Interference, in physics, the effect caused by the coming together of waves, including water, sound, and light waves. Interference can be seen when two different series of waves come together on the surface of a body of water. When the colliding waves are in phase (the crest of one coinciding with the crest of the other), the elevation of the water surface is the sum of the heights that the separate waves would have had. When the colliding waves are out of phase (the crests not coinciding or the crest of one coinciding with the trough of the other), there is much less disturbance of the water surface, and the elevation or depression amounts to the difference between the height of one wave's crest and the depth of the other wave's trough.

Similar effects result from the coming together of sound waves and of light waves. When two sound waves of slightly different frequencies are superimposed the loudness of the resulting sound alternately increases and diminishes, producing beats. Beats are heard, for example, when two instruments playing the same note are not in tune with each other.

When two beams of identical monochromatic light (light of one wavelength and hence of one color) are brought together, interference results. Where the waves are in phase the light is intensified; where the waves are out of phase the light is less intense or extinguished. These bands of light and darkness are called fringes.

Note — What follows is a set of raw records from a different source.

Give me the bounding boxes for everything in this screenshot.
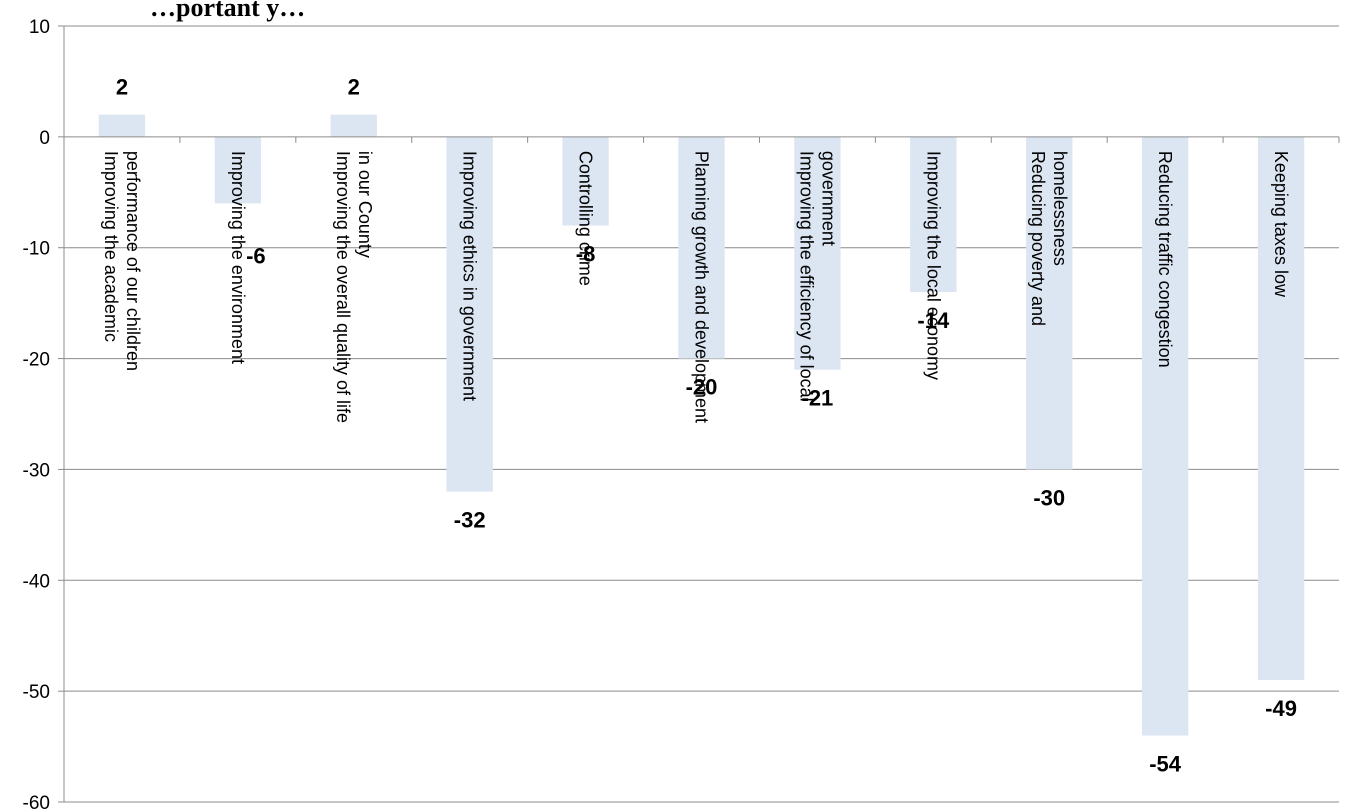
data-label: -30 bbox=[1033, 485, 1065, 510]
bar bbox=[562, 136, 609, 226]
data-label: -32 bbox=[454, 508, 486, 533]
category-label: Planning growth and development bbox=[692, 151, 712, 423]
category-label: Improving the local economy bbox=[923, 151, 943, 380]
category-label-line: government bbox=[818, 151, 838, 246]
gridlines bbox=[64, 25, 1339, 803]
category-label-line: homelessness bbox=[1050, 151, 1070, 266]
data-label: -21 bbox=[802, 386, 834, 411]
bar bbox=[678, 136, 725, 359]
y-tick-label: -40 bbox=[23, 571, 50, 592]
category-label: Keeping taxes low bbox=[1271, 151, 1291, 298]
data-label: -6 bbox=[246, 243, 266, 268]
y-tick-label: -50 bbox=[23, 682, 50, 703]
category-label-line: Improving the environment bbox=[228, 151, 248, 364]
category-label-line: Keeping taxes low bbox=[1271, 151, 1291, 298]
data-label: -49 bbox=[1265, 696, 1297, 721]
bar bbox=[1141, 136, 1189, 736]
bar bbox=[98, 114, 146, 137]
y-tick-label: 10 bbox=[29, 17, 50, 38]
bar bbox=[794, 136, 841, 370]
y-tick-label: -20 bbox=[23, 350, 50, 371]
category-label: Improving the efficiency of local governm… bbox=[796, 151, 838, 402]
data-label: -20 bbox=[686, 375, 718, 400]
y-tick-label: 0 bbox=[39, 128, 50, 149]
category-label-line: Improving the local economy bbox=[923, 151, 943, 380]
category-label: Reducing poverty and homelessness bbox=[1028, 151, 1070, 326]
bar bbox=[910, 136, 957, 293]
labels: 10 0 -10 -20 -30 -40 -50 -60 Improving the acade… bbox=[23, 17, 1297, 812]
category-label-line: Improving the academic bbox=[101, 151, 121, 342]
category-label-line: Reducing traffic congestion bbox=[1155, 151, 1175, 368]
category-label-line: Controlling crime bbox=[576, 151, 596, 286]
bars bbox=[98, 114, 1305, 736]
y-tick-label: -10 bbox=[23, 239, 50, 260]
category-label: Controlling crime bbox=[576, 151, 596, 286]
category-label-line: Improving ethics in government bbox=[460, 151, 480, 401]
category-label: Reducing traffic congestion bbox=[1155, 151, 1175, 368]
bar bbox=[214, 136, 262, 204]
data-label: -14 bbox=[917, 308, 950, 333]
bar bbox=[1026, 136, 1073, 470]
bar bbox=[330, 114, 377, 137]
y-tick-label: -30 bbox=[23, 460, 50, 481]
category-label: Improving the environment bbox=[228, 151, 248, 364]
category-label-line: Improving the efficiency of local bbox=[796, 151, 816, 402]
category-label-line: performance of our children bbox=[123, 151, 143, 371]
bar bbox=[1257, 136, 1305, 681]
data-label: 2 bbox=[116, 75, 128, 100]
category-label-line: Planning growth and development bbox=[692, 151, 712, 423]
chart-title: …portant y… bbox=[150, 0, 305, 22]
data-label: -54 bbox=[1149, 751, 1182, 776]
data-label: -8 bbox=[576, 242, 596, 267]
bar bbox=[446, 136, 493, 492]
category-label: Improving ethics in government bbox=[460, 151, 480, 401]
category-label-line: in our County bbox=[355, 151, 375, 258]
category-label-line: Reducing poverty and bbox=[1028, 151, 1048, 326]
category-label: Improving the overall quality of life in … bbox=[333, 151, 375, 423]
y-tick-label: -60 bbox=[23, 793, 50, 812]
category-label-line: Improving the overall quality of life bbox=[333, 151, 353, 423]
data-label: 2 bbox=[348, 75, 360, 100]
category-label: Improving the academic performance of our… bbox=[101, 151, 143, 371]
axes bbox=[58, 25, 1340, 803]
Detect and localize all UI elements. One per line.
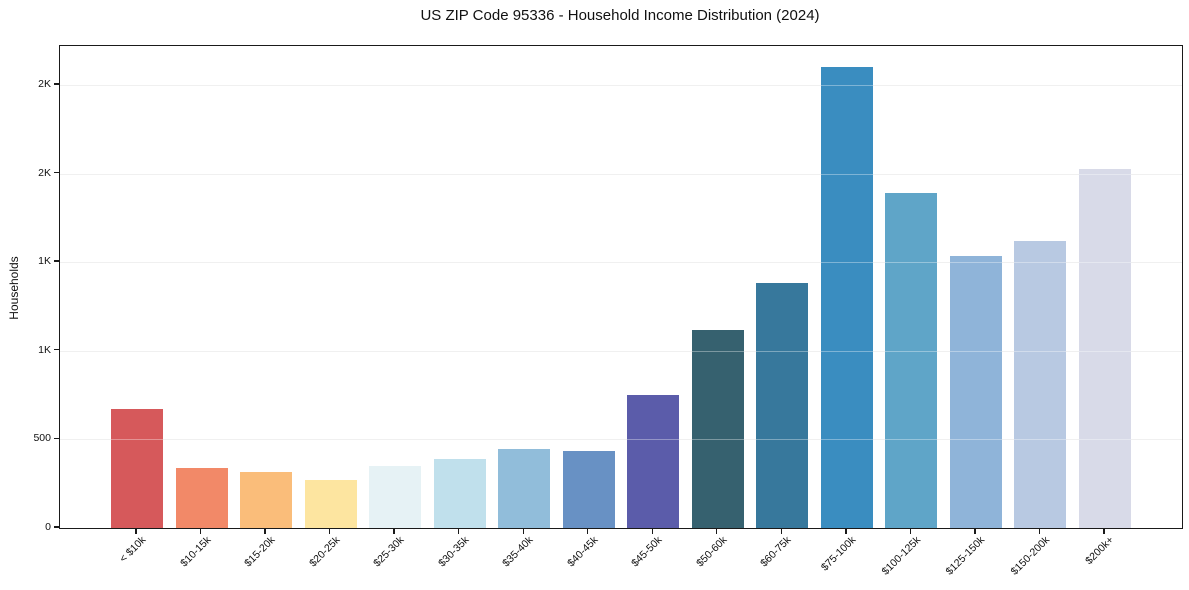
- x-tick-mark: [587, 528, 589, 534]
- bar-$25-30k: [369, 465, 422, 528]
- x-tick-mark: [780, 528, 783, 534]
- x-tick-mark: [1103, 528, 1105, 534]
- x-tick-mark: [1038, 528, 1041, 534]
- y-tick-mark: [54, 171, 59, 174]
- bar-$150-200k: [1014, 240, 1067, 528]
- x-tick-mark: [651, 528, 653, 534]
- y-tick-mark: [54, 260, 59, 262]
- y-tick-mark: [54, 349, 59, 351]
- gridline: [60, 84, 1182, 86]
- gridline: [60, 439, 1182, 441]
- x-tick-label: $60-75k: [758, 534, 794, 570]
- x-tick-label: $200k+: [1083, 534, 1117, 568]
- x-tick-mark: [909, 528, 912, 534]
- bar-$20-25k: [304, 480, 357, 528]
- gridline-overlay: [60, 173, 1182, 175]
- x-tick-label: $35-40k: [500, 534, 536, 570]
- x-tick-mark: [522, 528, 524, 534]
- x-tick-label: $45-50k: [629, 534, 665, 570]
- x-tick-mark: [135, 528, 137, 534]
- x-tick-mark: [974, 528, 976, 534]
- x-tick-label: $150-200k: [1008, 534, 1052, 578]
- gridline-overlay: [60, 350, 1182, 352]
- gridline-overlay: [60, 84, 1182, 86]
- y-tick-label: 2K: [38, 166, 51, 179]
- gridline: [60, 262, 1182, 264]
- bar-$10-15k: [175, 467, 228, 528]
- y-tick-mark: [54, 83, 59, 85]
- x-tick-mark: [393, 528, 395, 534]
- x-tick-label: $75-100k: [818, 534, 859, 574]
- x-tick-label: $40-45k: [564, 534, 601, 570]
- chart-title: US ZIP Code 95336 - Household Income Dis…: [420, 7, 820, 24]
- x-tick-label: $10-15k: [177, 534, 214, 570]
- gridline: [60, 173, 1182, 175]
- x-tick-mark: [845, 528, 847, 534]
- bar-$50-60k: [691, 330, 744, 528]
- bar-$75-100k: [820, 67, 873, 528]
- bar-$60-75k: [756, 283, 809, 528]
- y-tick-mark: [54, 526, 59, 528]
- x-tick-label: $20-25k: [306, 534, 343, 570]
- y-tick-label: 500: [33, 432, 51, 445]
- x-tick-label: $50-60k: [693, 534, 730, 570]
- x-tick-label: $30-35k: [435, 534, 472, 570]
- y-tick-label: 1K: [38, 255, 51, 268]
- x-tick-label: < $10k: [117, 534, 149, 565]
- x-tick-label: $100-125k: [879, 534, 923, 578]
- bar-$30-35k: [433, 458, 486, 528]
- bar-$15-20k: [240, 472, 293, 528]
- gridline-overlay: [60, 439, 1182, 441]
- y-tick-label: 1K: [38, 343, 51, 356]
- y-tick-mark: [54, 437, 59, 440]
- bar-$100-125k: [885, 193, 938, 528]
- bar-$35-40k: [498, 449, 551, 528]
- bar-$200k+: [1079, 169, 1131, 528]
- x-tick-mark: [716, 528, 718, 534]
- x-tick-label: $125-150k: [943, 534, 988, 578]
- x-tick-mark: [264, 528, 266, 534]
- x-tick-label: $25-30k: [371, 534, 407, 570]
- x-tick-mark: [457, 528, 460, 534]
- x-tick-label: $15-20k: [242, 534, 278, 570]
- y-tick-label: 0: [45, 521, 51, 533]
- bar-$45-50k: [627, 395, 680, 528]
- bar-$125-150k: [949, 256, 1002, 528]
- plot-area: [59, 45, 1183, 529]
- x-tick-mark: [328, 528, 331, 534]
- x-tick-mark: [199, 528, 202, 534]
- bar-< $10k: [111, 409, 163, 528]
- y-tick-label: 2K: [38, 77, 51, 90]
- bar-$40-45k: [562, 450, 615, 528]
- gridline-overlay: [60, 262, 1182, 264]
- gridline: [60, 350, 1182, 352]
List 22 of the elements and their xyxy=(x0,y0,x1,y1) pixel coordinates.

When two beams of white light (a composite of all colors) come together, each color produces its own interference fringes. The combined effect of all the colors is a brilliantly colored pattern of interference fringes. The iridescent colors of a soap bubble or of a film of oil on water are caused by the joining together of two beams of white light. These are slightly out of phase, one beam being reflected from the outer surface of the film, the other from the inner surface.